Avaya's own response is somewhat circumspect. Avaya's short response in a press release said, "Our successful bid brings us closer to adding Nortel and its complementary channel, portfolio, research and development, and global presence to Avaya," said Kevin Kennedy, president and CEO, Avaya. "We believe the acquisition brings inherent value to both organizations' customers, employees and partners, and we look forward to its successful conclusion."
Getting Nortel's global channel and US Federal Government business is a big win for Avaya. According to Dell'Oro Group's recent 2nd quarter, 2009, Enterprise Telephony Report, Avaya was already the market leader in manufacturing revenue which includes IP phones, PBX lines, legacy phones and applications, with 16.3%, while Cisco had 13.7% and Nortel had 10%. Combining Nortel's assets with Avaya's leapfrogs the company far ahead. No one wants to talk about the overlap in the company's product lines--preferring to discuss the complimentary aspects instead. But that ignores the fact that Nortel's enterprise telephony lines do compete with Avaya's. As Ron Gruia, Principle Telecom Analyst at Frost and Sullivan, noted back when Nortel announced Avaya as the stalking horse bidder, "Expect a lot of streamlining. Avaya can't expect to manage 25 lines of phones."

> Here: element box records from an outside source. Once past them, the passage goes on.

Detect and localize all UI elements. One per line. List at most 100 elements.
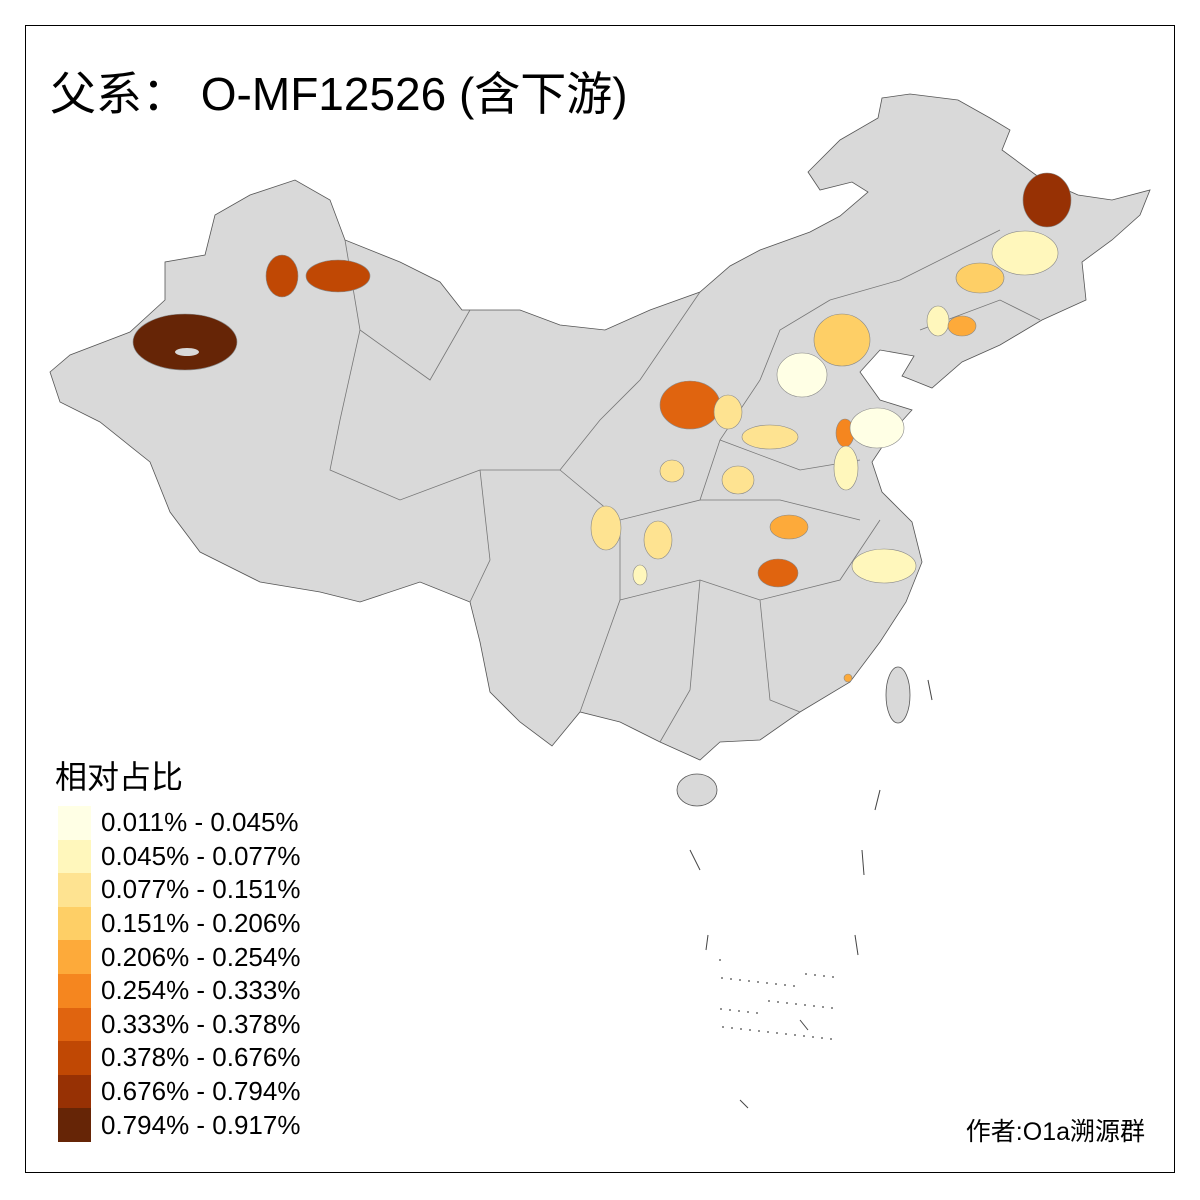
province-border bbox=[700, 499, 861, 521]
province-border bbox=[659, 579, 701, 743]
highlighted-region bbox=[991, 230, 1059, 276]
island-dot bbox=[740, 1028, 742, 1030]
legend-swatch bbox=[58, 1074, 91, 1109]
island-dot bbox=[803, 1035, 805, 1037]
island-dot bbox=[813, 1005, 815, 1007]
island-dot bbox=[747, 1011, 749, 1013]
legend-item: 0.077% - 0.151% bbox=[58, 873, 300, 907]
hainan bbox=[676, 773, 718, 807]
highlighted-region bbox=[659, 459, 685, 483]
island-dot bbox=[784, 984, 786, 986]
island-dot bbox=[795, 1003, 797, 1005]
legend-item: 0.378% - 0.676% bbox=[58, 1041, 300, 1075]
island-mark bbox=[739, 1099, 749, 1109]
island-dot bbox=[832, 976, 834, 978]
legend-label: 0.333% - 0.378% bbox=[101, 1008, 301, 1039]
island-dot bbox=[748, 980, 750, 982]
island-dot bbox=[814, 974, 816, 976]
legend-item: 0.206% - 0.254% bbox=[58, 940, 300, 974]
legend-item: 0.045% - 0.077% bbox=[58, 839, 300, 874]
legend-label: 0.676% - 0.794% bbox=[101, 1076, 301, 1107]
legend-label: 0.254% - 0.333% bbox=[101, 975, 301, 1006]
highlighted-region bbox=[947, 315, 977, 337]
highlighted-region bbox=[132, 313, 238, 371]
legend-label: 0.378% - 0.676% bbox=[101, 1042, 301, 1073]
highlighted-region bbox=[926, 305, 950, 337]
highlighted-region bbox=[776, 352, 828, 398]
island-mark bbox=[799, 1019, 809, 1031]
province-border bbox=[759, 599, 801, 713]
legend-item: 0.011% - 0.045% bbox=[58, 806, 300, 840]
china-mainland bbox=[49, 93, 1151, 761]
legend-label: 0.206% - 0.254% bbox=[101, 941, 301, 972]
highlighted-region bbox=[757, 558, 799, 588]
island-dot bbox=[793, 985, 795, 987]
island-mark bbox=[861, 849, 865, 876]
island-dot bbox=[766, 982, 768, 984]
highlighted-region bbox=[843, 673, 853, 683]
island-dot bbox=[719, 959, 721, 961]
island-mark bbox=[705, 934, 709, 951]
highlighted-region bbox=[769, 514, 809, 540]
island-dot bbox=[721, 977, 723, 979]
island-mark bbox=[854, 934, 859, 956]
island-dot bbox=[786, 1002, 788, 1004]
legend-label: 0.011% - 0.045% bbox=[101, 807, 299, 838]
island-dot bbox=[729, 1009, 731, 1011]
legend-label: 0.077% - 0.151% bbox=[101, 874, 301, 905]
province-border bbox=[480, 291, 701, 471]
highlighted-region bbox=[849, 407, 905, 449]
author-credit: 作者:O1a溯源群 bbox=[965, 1118, 1145, 1146]
island-dot bbox=[757, 981, 759, 983]
island-dot bbox=[767, 1031, 769, 1033]
island-dot bbox=[730, 978, 732, 980]
highlighted-region bbox=[305, 259, 371, 293]
island-dot bbox=[775, 983, 777, 985]
legend-swatch bbox=[58, 1007, 91, 1042]
legend-item: 0.254% - 0.333% bbox=[58, 973, 301, 1008]
highlighted-region bbox=[659, 380, 721, 430]
highlighted-region bbox=[1022, 172, 1072, 228]
legend-swatch bbox=[58, 973, 91, 1008]
island-dot bbox=[821, 1037, 823, 1039]
taiwan bbox=[885, 666, 911, 724]
island-dot bbox=[756, 1012, 758, 1014]
island-dot bbox=[776, 1032, 778, 1034]
highlighted-region bbox=[721, 465, 755, 495]
island-dot bbox=[722, 1026, 724, 1028]
island-dot bbox=[731, 1027, 733, 1029]
legend: 0.011% - 0.045% 0.045% - 0.077% 0.077% - 0… bbox=[58, 806, 300, 1142]
highlighted-region bbox=[741, 424, 799, 450]
island-dot bbox=[777, 1001, 779, 1003]
island-dot bbox=[794, 1034, 796, 1036]
highlighted-region bbox=[833, 445, 859, 491]
legend-swatch bbox=[58, 1108, 91, 1142]
island-dot bbox=[739, 979, 741, 981]
island-dot bbox=[831, 1007, 833, 1009]
legend-label: 0.794% - 0.917% bbox=[101, 1109, 301, 1140]
island-dot bbox=[738, 1010, 740, 1012]
legend-swatch bbox=[58, 906, 91, 941]
island-dot bbox=[822, 1006, 824, 1008]
island-mark bbox=[874, 789, 881, 811]
map-title: 父系： O-MF12526 (含下游) bbox=[50, 68, 628, 120]
highlighted-region bbox=[590, 505, 622, 551]
island-dot bbox=[812, 1036, 814, 1038]
legend-item: 0.676% - 0.794% bbox=[58, 1074, 301, 1109]
highlighted-region bbox=[713, 394, 743, 430]
island-dot bbox=[785, 1033, 787, 1035]
legend-swatch bbox=[58, 873, 91, 907]
island-dot bbox=[768, 1000, 770, 1002]
highlighted-region bbox=[265, 254, 299, 298]
highlighted-region bbox=[643, 520, 673, 560]
legend-swatch bbox=[58, 839, 91, 874]
island-dot bbox=[749, 1029, 751, 1031]
province-border bbox=[829, 229, 1001, 301]
island-dot bbox=[758, 1030, 760, 1032]
island-dot bbox=[830, 1038, 832, 1040]
island-mark bbox=[689, 849, 701, 871]
legend-item: 0.333% - 0.378% bbox=[58, 1007, 301, 1042]
legend-swatch bbox=[58, 1041, 91, 1075]
highlighted-region bbox=[955, 262, 1005, 294]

The switch and router business is another matter. Nortel is barely a player in the enterprise switch market. While getting a switch product line may seem good for Avaya, they will have to compete with an existing install base of Cisco and HP switches. That is a tough, uphill battle that simply may not be worth taking on.
What Avaya does long term is anyone's guess. Avaya has had a jump on planning the integration of the two companies and hopefully we will find out more in the coming months.